Evangelicals have had great success establishing the gospel in tribal groups where the revelation God gave to Paul has been applied. But there has been very little success in 200 years among Hindu, Muslim and other groups where we have encouraged a break with their families and/or people group in order to become believers in a different culture. When new believers are isolated from their families and people group, no movement to Christ develops within that people group. In fact, the opposite happens, as their families and people group become determined not to let Christianity “steal” their family members.
 
A Call to Return to Paul’s Principles for Reaching Frontier People Groups
I believe unless we fully understand and return to Pauline principles of implanting the gospel into families, without removing them from their socio-religious-political communities, we will continue to make little progress in today’s largest remaining Frontier People Groups.
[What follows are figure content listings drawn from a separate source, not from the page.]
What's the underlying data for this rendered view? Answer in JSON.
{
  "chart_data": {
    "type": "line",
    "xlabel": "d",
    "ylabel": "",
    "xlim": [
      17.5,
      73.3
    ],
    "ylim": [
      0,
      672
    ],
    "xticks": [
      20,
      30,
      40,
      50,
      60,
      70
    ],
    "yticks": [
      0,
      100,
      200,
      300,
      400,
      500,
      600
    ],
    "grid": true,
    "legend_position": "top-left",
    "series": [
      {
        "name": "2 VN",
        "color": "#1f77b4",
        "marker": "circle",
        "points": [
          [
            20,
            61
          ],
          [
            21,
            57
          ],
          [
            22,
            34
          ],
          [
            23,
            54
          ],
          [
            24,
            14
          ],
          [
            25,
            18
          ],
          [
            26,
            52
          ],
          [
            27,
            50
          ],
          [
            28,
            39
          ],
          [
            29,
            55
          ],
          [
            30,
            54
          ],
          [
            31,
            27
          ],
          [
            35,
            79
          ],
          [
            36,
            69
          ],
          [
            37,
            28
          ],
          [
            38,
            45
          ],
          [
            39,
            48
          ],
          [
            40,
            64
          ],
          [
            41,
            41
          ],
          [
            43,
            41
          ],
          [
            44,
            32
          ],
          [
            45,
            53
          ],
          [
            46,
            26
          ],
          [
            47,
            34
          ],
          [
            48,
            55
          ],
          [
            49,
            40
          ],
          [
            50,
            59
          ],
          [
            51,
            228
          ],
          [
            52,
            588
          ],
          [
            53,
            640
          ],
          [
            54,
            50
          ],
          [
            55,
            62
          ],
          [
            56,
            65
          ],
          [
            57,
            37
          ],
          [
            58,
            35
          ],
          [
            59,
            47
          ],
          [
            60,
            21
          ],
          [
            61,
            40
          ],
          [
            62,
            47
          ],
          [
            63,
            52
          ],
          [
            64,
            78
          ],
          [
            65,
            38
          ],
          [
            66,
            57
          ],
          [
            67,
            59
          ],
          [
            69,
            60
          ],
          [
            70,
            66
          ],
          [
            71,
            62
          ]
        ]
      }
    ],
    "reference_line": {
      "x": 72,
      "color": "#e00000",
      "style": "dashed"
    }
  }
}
If the apostles released the Romans becoming believers to remain in their families and remain Roman citizens, in spite of the religious requirements and heinous sins of that powerful extensive society, should we not apply the same principles today? Thankfully, where Paul’s biblical principles are being applied, movements among some of the most “resistant” people groups are now appearing.
 
It is not enough to identify which groups have the least help and are making the least progress in receiving the Good News. We also need to go back to following the biblical and historical principles God has shown us  for sparking indigenous movements in Frontier People Groups and training global workers in these principles.